Producers: Romuald Boulanger, Marc Frydman and Robert Ogden Barnum Director: Romuald Boulanger Screenplay: Romuald Boulanger Cast: Mel Gibson, William Moseley, Alia Seror-O’Neill, Paul Spera, Nadia Farès, Enrique Arce, Kevin Dillon, Yoli Fuller, Ravin J. Ganatra, John Robinson, Avant Strangel, Yann Bean, Nancy Tate, Carole Weyers, Robbie Nock and Romy Pointet Distributor: Saban Films
Grade: D+
Not long ago, Mel Gibson and Kevin Dillon co-starred in “Hot Seat,” a nonsensical thriller about an ex-hacker turned menial IT guy who’s forced use his old skills to transfer stolen money to the account of a villain who’s put a bomb under his chair to ensure his compliance; Dillon was the trapped guy and Gibson the bomb squad veteran who tried to defuse the explosive.
In “On the Line,” Gibson assumes the role of victim, playing Elvis Cooney, a crass, insulting all-night talk radio host, prone to cruel practical jokes, who gets a call on air from a crazed man who threatens to kill Cooney’s kidnapped wife Olivia (Nancy Tate) and daughter Adria (Romy Pointet)—and blow up the skyscraper in which the studio is housed—unless the shock jock does exactly what he’s told, which might just include killing himself. Dillon has a relatively minor role here as Justin, the guy who hosts the prime-time slot he thinks Elvis craves.
The claustrophobic feel of “Hot Seat” is also a main feature of Romuald Boulanger’s picture (which, though set in the Los Angeles, was made in France, with a polyglot cast and a swarm of varying accents). We first see Clooney at home with his loving family, showering affection on little Adria. But by the time he parks his Mustang at the studio he’s turned into Mr. Gruff, treating the security attendant Bob (Ravin J. Ganatra) with disdain, even as he sends a nutbag named Noah (John Robinson), who arrives claiming to be Jesus and threatening to kill them both, packing by telling him TV would be a better vehicle for his message.
Making his way to the broadcast booth upstairs, Elvis has a run in with Justin and an argument with the station manager (Nadia Farès) over declining ratings before getting down to work with his producer Mary (Alia Seror-O’Neill) and new engineer Dylan (William Moseley), fielding calls. It’s not long before Gary (Paul Spera) is on the line with his threats, which he says are righteous vengeance for an affair Elvis had with his one-time girlfriend, who committed suicide after he broke it off.
The scenario turns into a convoluted cat-and-mouse game when Clooney learns that Gary and the hostages are in the building, which Gary has wired with explosives after killing Bob. He and Dylan are soon stalking the hallways, trying to locate his family and save the day. Police are introduced—a patrolman whose intervention might ruin their chances, a bomb squad expert whose efforts to help have the reverse effect—as well as explosive vests and a hand-held detonator.
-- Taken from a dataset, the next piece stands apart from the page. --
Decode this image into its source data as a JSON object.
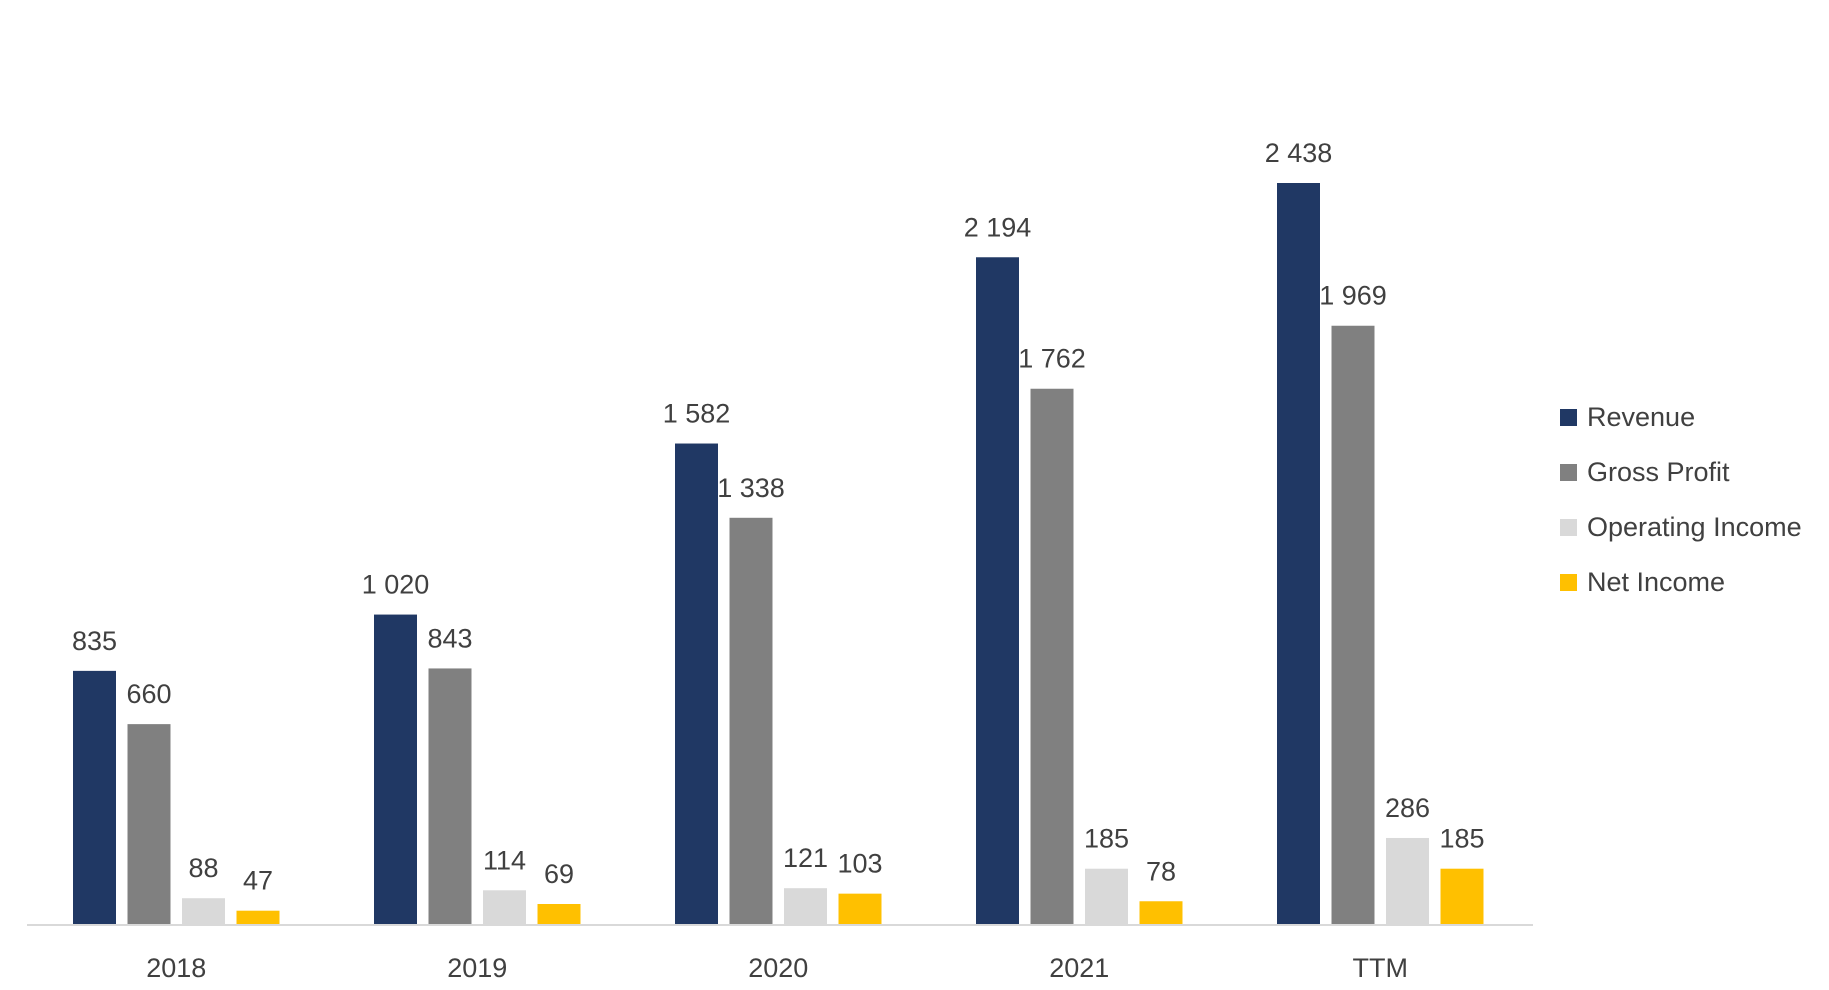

You get the gist.
Thus far the movie has generated some modest tension despite the goofiness of the initial premise and the increasingly risible complications Boulanger adds to it. But just as the plot reaches its apparent climax, it upends all that has gone before with not one but two twists so totally ludicrous that they provoke more anger than satisfaction. The movie wants to become “The Usual Suspects” and fails miserably.
It’s not Gibson’s fault: he huffs and puffs through his role with an intensity he manages in about half the pictures he makes now, though he can never make Clooney credible. The rest of the cast goes through the motions, with only Moseley standing out—except for Dillon, who as usual nowadays, stands out for all the wrong reasons. The technical side of things—production design (Emmanuel Réveillière), cinematography (Xavier Castro), and editing (Pierre-Marie Croquet)—is adequate enough, even if darkness dominates the cramped images and things could move along more crisply. Clément Perin’s score strives to add excitement, but can’t overcome the sporadic directorial flabbiness.
Most viewers might be willing to shrug off “On the Line” as a mere mediocrity until the final twenty minutes. After them, though, they might feel like throwing things at the screen. There are a couple of points where the movie makes a couple of jokes at its own expense. A character remarks, for example, that what they’re going through would make a great movie–and another says that it needs a rewrite. Elsewhere, Elvis asks “What kind of D-grade movie BS is this?” In retrospect these seem less like jokes than valid observations.